I mentioned up the top that I have a bit of history with fructose. In 1990 I moved out of the family home, went to university, and turned vegetarian. But in turning vegetarian I didn't bother to turn full macro, live, active, vegan health food nut. I was more the type of vegetarian who continues to eat all the same crap your average teenager eats (like cereal for dinner), except meat. That general diet continued through to early 2007, or late 2006. At that point I started eating meat, but I didn't stop eating all the crap your average teenager eats.

It wasn't until a couple months back that I took hold of my diet and made a conscious decision about the things I would eat. I didn't do this to lose weight, although it was done under the guise of a "fat off" competition with some mates. I did it to improve my affective range, which is to say mood. I also did it to get more energy from the things I eat in order to have more fun doing what some people would consider exercise. I just call it fun ( primarily riding bikes, but some running also).

Three weeks into this diet I noticed a dramatic change in mood, an increase in energy, better sleep, less need for sleep. Just three weeks after that and other people started to notice weight loss. I lost 6kg without changing my exercise regime at all ( which consists of a 40min ride at lunch as often as possible, so 3-4 days/wk).

And what was this diet? I've written about it before as the "sharp stick" diet. As close as I could get, I was trying to stick to the Paleolithic diet. The idea of this diet is to only eat the types of things that would have been available to cavemen wearing a loin cloth and wielding a sharp stick as a hunting weapon. It's a sort of lowest common denominator diet.

I've steadily been drifting away from the strict sharp stick diet. But I've kept sugar off the menu. I've continued to lose weight (and feel good: energy, mood, etc.). I'm now down 10kg from my highest weight earlier this year. And I've begun to look for foods that'll help me to put the weight back on.

What I've noticed in reading the Health Report article, and a key thing I noticed when starting the sharp stick diet, is my addiction to sugar.

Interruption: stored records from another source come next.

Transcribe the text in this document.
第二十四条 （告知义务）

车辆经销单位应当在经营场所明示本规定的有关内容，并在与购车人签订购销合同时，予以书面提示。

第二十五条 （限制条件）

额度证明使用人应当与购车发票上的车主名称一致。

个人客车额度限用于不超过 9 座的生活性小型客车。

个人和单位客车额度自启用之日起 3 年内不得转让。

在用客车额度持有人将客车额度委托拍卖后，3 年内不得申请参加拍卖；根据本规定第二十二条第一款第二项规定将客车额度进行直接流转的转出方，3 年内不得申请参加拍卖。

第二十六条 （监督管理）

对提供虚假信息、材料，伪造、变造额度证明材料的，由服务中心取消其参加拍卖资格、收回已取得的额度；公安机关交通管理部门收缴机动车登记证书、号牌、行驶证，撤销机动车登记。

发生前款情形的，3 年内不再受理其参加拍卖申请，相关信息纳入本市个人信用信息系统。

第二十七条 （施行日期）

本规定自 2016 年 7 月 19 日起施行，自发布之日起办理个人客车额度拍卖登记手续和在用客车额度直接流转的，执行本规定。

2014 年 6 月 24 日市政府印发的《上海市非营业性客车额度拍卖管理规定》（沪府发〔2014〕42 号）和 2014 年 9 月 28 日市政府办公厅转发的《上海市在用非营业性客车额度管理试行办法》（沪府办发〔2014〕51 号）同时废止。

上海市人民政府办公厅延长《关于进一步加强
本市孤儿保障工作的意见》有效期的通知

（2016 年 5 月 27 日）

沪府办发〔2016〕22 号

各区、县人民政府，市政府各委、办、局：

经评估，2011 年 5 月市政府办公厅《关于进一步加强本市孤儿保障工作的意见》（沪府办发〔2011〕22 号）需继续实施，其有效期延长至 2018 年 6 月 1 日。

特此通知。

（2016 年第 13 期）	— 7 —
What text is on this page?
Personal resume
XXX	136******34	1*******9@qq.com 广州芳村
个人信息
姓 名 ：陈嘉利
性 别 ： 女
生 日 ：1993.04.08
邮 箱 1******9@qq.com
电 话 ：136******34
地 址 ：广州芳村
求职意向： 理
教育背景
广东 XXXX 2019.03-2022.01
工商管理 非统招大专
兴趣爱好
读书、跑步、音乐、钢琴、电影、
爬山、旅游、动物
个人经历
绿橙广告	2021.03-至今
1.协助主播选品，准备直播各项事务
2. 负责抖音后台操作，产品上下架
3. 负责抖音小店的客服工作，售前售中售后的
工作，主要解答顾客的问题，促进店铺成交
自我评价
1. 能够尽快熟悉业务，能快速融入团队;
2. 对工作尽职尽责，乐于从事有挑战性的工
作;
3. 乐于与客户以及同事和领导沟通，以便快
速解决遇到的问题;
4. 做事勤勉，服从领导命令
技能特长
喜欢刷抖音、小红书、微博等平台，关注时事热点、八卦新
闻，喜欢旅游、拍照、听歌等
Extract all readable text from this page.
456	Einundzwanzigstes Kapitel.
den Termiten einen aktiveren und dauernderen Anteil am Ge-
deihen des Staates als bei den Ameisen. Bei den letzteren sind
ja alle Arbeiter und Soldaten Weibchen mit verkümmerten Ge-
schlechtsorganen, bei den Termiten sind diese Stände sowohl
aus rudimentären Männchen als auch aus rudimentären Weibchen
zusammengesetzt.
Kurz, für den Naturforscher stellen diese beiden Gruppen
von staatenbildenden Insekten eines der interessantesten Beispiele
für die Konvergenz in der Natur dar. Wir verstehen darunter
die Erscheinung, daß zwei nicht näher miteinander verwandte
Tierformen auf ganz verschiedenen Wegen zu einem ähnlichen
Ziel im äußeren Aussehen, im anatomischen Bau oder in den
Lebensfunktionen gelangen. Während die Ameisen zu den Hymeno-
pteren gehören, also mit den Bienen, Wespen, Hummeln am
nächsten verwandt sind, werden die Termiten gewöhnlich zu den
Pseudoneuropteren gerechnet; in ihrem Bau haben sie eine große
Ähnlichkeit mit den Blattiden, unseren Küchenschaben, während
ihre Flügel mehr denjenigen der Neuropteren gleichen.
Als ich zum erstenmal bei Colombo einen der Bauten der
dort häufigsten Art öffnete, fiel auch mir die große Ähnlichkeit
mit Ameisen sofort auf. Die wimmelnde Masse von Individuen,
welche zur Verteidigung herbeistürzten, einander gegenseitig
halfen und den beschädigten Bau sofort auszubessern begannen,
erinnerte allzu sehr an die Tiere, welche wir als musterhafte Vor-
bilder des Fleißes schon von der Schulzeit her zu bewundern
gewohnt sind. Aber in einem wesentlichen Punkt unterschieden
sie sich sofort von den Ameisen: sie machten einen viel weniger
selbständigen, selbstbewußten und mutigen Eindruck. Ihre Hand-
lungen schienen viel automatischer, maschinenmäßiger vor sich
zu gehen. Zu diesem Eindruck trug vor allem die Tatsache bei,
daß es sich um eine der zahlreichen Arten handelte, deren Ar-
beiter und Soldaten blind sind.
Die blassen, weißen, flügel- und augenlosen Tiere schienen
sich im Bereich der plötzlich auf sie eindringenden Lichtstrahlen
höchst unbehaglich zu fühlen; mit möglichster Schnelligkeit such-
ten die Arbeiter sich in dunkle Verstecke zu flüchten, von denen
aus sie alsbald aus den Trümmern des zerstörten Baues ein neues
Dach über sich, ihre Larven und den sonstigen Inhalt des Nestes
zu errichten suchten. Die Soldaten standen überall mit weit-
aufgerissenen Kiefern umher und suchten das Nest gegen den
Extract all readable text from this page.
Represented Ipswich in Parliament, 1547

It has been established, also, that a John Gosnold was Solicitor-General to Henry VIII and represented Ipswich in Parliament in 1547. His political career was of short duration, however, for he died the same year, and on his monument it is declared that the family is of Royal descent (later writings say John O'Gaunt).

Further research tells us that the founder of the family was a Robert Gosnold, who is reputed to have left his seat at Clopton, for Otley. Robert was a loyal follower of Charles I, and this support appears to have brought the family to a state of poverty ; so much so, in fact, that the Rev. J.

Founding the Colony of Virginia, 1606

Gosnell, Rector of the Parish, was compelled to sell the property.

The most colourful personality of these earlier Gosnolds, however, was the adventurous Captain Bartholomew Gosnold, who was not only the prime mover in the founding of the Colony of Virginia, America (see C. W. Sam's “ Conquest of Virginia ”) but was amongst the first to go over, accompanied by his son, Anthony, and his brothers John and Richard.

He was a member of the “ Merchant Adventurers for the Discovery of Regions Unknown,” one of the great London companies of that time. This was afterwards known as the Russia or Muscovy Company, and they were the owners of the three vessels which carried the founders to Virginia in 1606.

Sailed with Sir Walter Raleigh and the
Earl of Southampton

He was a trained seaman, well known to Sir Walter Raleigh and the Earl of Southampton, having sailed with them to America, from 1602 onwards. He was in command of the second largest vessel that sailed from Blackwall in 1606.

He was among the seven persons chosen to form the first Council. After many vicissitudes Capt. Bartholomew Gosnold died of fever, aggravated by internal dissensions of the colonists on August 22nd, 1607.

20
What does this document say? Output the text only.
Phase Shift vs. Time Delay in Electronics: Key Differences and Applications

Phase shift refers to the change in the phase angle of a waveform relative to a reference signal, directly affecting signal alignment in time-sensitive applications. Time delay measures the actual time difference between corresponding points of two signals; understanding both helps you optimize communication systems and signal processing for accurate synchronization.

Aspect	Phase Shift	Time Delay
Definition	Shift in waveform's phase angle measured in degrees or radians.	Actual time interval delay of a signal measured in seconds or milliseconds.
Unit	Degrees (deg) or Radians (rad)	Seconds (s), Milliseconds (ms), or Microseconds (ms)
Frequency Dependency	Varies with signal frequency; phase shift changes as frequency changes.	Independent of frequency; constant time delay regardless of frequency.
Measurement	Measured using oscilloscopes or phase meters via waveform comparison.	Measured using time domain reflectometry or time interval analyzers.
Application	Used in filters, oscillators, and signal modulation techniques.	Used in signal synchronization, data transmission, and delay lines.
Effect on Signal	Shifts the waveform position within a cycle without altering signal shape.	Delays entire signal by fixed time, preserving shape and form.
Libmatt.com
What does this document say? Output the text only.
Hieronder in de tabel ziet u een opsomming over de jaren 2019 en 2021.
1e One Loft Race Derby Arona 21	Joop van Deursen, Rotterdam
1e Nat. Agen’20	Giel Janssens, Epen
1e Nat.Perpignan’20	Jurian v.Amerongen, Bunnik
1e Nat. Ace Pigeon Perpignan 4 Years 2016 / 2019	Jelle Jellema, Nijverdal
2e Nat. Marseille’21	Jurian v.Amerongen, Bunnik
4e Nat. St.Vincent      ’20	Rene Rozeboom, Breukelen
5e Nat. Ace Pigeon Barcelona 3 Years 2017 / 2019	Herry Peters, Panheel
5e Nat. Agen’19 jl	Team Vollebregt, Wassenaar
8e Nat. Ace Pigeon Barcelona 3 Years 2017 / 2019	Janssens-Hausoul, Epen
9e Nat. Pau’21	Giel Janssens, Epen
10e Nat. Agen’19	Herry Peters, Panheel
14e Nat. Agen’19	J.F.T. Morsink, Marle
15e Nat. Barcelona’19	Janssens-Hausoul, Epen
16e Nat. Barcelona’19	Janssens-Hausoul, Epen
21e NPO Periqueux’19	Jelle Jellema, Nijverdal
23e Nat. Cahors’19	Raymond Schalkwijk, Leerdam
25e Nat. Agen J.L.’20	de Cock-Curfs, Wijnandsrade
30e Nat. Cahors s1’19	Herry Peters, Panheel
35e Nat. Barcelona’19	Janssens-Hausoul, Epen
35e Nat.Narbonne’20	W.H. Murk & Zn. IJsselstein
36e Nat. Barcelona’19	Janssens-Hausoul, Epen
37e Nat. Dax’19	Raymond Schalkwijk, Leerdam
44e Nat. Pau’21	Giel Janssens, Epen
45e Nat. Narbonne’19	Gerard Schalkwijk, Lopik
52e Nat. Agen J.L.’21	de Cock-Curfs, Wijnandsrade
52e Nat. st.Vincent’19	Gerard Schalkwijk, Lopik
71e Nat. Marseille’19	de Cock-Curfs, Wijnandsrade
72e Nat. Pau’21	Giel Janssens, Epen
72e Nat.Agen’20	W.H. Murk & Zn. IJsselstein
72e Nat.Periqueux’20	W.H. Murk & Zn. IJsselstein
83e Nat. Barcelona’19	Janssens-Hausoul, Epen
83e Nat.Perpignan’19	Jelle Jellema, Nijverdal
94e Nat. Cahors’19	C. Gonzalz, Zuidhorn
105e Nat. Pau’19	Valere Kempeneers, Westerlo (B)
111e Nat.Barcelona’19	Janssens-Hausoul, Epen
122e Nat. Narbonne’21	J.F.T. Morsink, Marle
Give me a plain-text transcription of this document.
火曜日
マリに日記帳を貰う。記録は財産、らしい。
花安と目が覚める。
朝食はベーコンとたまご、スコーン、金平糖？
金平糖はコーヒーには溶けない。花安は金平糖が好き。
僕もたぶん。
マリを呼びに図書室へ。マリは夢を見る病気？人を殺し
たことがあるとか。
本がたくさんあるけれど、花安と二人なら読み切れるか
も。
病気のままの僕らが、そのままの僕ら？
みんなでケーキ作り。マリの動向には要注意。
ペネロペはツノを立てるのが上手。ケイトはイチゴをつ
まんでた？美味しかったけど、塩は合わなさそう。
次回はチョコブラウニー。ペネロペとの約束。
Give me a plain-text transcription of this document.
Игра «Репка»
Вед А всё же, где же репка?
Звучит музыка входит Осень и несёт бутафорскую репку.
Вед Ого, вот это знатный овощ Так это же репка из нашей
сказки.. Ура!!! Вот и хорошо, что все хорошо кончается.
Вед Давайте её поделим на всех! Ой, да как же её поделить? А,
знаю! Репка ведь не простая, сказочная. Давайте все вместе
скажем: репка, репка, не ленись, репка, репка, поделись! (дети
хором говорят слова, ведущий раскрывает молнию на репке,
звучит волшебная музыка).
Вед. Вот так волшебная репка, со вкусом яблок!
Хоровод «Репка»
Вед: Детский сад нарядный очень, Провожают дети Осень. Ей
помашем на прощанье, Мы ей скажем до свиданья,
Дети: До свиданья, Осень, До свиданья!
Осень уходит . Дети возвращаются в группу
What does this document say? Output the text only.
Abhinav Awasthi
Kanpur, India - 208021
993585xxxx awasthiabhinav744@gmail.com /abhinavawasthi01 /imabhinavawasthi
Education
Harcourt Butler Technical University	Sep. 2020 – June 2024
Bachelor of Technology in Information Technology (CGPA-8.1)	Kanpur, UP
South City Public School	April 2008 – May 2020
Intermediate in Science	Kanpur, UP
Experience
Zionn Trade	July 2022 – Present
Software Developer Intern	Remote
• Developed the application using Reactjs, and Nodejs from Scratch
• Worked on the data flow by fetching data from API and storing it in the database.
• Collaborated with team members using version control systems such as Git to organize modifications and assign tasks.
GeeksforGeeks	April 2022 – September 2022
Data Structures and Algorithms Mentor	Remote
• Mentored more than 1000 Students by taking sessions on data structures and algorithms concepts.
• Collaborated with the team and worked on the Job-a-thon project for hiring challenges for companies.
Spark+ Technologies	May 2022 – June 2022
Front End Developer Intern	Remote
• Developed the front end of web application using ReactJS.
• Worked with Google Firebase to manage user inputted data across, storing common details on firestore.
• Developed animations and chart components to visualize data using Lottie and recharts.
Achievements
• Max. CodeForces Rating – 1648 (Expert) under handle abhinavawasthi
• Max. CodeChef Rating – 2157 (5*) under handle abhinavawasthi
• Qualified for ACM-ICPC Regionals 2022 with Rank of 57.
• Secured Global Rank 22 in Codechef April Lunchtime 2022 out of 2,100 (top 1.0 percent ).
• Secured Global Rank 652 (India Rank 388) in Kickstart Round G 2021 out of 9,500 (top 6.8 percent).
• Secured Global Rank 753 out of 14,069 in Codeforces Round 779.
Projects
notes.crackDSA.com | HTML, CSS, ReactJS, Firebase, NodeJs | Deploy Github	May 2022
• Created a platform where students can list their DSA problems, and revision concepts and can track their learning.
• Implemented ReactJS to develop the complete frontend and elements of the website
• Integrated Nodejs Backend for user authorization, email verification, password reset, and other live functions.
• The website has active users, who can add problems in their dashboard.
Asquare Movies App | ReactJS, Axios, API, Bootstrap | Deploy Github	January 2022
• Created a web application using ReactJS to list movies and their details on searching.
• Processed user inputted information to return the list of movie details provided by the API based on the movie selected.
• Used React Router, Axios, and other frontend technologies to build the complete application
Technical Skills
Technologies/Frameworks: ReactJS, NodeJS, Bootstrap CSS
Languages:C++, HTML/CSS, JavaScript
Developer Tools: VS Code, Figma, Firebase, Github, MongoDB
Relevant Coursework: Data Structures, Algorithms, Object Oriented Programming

I've been totally addicted to sugar for years, and the article above details how and why that's affected me the way it has.

One "for instance": a couple years back, totally out of the blue, some kidney stones smited me down. What are kidney stones? Crystalline accretions of uric acid, similar to gout in the kidney. Why would I, who at the time was very active and very fit, come up with kidney stones? Elevated uric acid. Where did that come from? Elevated red wine intake combined with elevated sweets intake. Where did that come from? Well, I was falling in love and lots of chocolate and wine went along with that.

Another: What I now believe to be gout in my elbow. Same uric acid scenario, but also related to working in a high sugar environment (office too close to the company store packed with cheap candy).

I could go on and on with examples. But having seen what a stint on the sharp stick diet can do, and having read the Health Report article linked to above, I'm sticking to a very low sugar diet, infrequent alcohol consumption, and reading labels with an eye for fructose, sucrose and sugar. You read, you do, you see what it holds for you. I'm converted.